In the United States, the principle of judicial review — the ability of the judicial branch to pronounce on the constitutionality of any particular piece of legislation — was established by the 1803 decision Marbury vs. Madison.

As Israel approaches its 75th anniversary, she still has no constitution. Nevertheless, Israel does have a Declaration of Independence guaranteeing “complete equality of social and political rights to all Israel’s inhabitants.”

Who guards those rights if not the judiciary?

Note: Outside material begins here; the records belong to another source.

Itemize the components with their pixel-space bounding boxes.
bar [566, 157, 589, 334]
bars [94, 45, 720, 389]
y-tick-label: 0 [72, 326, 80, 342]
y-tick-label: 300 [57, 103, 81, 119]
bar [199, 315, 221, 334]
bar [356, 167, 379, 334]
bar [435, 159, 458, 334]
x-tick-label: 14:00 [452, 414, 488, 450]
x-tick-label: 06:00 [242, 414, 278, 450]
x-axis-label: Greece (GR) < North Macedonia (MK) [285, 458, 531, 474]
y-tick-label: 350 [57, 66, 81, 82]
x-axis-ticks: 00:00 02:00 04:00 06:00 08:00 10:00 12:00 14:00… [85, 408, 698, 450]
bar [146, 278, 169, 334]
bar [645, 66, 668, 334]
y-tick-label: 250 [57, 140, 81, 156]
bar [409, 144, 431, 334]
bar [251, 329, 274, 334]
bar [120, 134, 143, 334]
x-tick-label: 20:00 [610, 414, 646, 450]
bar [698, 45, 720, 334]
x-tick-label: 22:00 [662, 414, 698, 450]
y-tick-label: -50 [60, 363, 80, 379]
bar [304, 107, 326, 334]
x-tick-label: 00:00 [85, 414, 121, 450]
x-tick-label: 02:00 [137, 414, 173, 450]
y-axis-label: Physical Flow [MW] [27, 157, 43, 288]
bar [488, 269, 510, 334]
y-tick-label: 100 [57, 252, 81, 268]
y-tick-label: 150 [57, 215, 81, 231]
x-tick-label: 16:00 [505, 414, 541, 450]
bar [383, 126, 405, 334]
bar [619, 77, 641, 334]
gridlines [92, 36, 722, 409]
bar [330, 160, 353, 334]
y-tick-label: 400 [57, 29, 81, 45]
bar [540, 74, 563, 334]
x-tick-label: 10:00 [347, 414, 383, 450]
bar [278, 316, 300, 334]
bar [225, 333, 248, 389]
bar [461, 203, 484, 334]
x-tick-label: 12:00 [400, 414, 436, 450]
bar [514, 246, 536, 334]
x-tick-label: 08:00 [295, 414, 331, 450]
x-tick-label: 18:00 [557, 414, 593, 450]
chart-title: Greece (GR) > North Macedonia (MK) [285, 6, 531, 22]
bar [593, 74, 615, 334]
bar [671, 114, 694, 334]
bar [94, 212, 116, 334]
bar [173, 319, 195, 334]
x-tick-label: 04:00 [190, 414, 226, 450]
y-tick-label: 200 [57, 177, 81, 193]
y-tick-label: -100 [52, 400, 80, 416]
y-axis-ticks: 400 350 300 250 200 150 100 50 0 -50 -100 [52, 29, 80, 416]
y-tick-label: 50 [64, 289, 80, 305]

Our Founding Fathers foresaw the dangers of the tyranny of the majority. “[A majority may] sacrifice to its ruling passion or interest both the public good and the rights of other citizens” (James Madison, Federalist Paper #10). Alexander Hamilton proffered the solution: “[It is the duty of the courts] to declare all acts contrary to the manifest tenor of the Constitution void” (Federalist Paper #78).

In other words, judicial review.

The mere existence of Israel’s Constitution, Law and Justice Committee speaks to the unfinished imperfection of Israel’s system of governance. But the proposal for judicial reform would exacerbate those imperfections by neutering the power of the courts to declare laws void that violate individual rights. Members of the governing coalition have made no secret of their desire to deny rights both to non-Jewish Israelis and non-Orthodox Jews.

As an American, I oppose this version of judicial reforms because it tilts Israel from democracy toward authoritarianism. Thomas Nides, the American ambassador to Israel, echoed Israel’s president in calling for a suspension of the legislative blitz to negotiate a compromise that better reflects a broader base of the Israeli electorate. Amichai Chikli, Israel’s inaugural Minister of Diaspora Affairs, told him to “mind his own business.”

Telling the ambassador of the country that provides $3 billion a year in aid to Israel to “mind his own business,” calls into question more than Chikli’s diplomatic bona fides.
As a rabbi, this version of judicial reform is a betrayal of the most sacred tenets of Judaism. Well before our own Declaration of Independence in the age of the Enlightenment, the Book of Genesis announced the radical, countercultural claim that all people were created in the divine image. Everyone possesses inherent dignity.

The Torah’s laws are geared toward protecting that dignity through the pursuit of justice.

Alas, the Israeli government is pursuing unchecked power to deny others the dignity of their humanity.

To paraphrase David Ben-Gurion, American Jews must fight these judicial reforms as if there were no terrorists, antisemites or anti-Zionists. And we must fight the terrorists, antisemites and anti-Zionists as if there were no judicial reforms.

Shai Cherry is the rabbi at Congregation Adath Jeshurun in Elkins Park.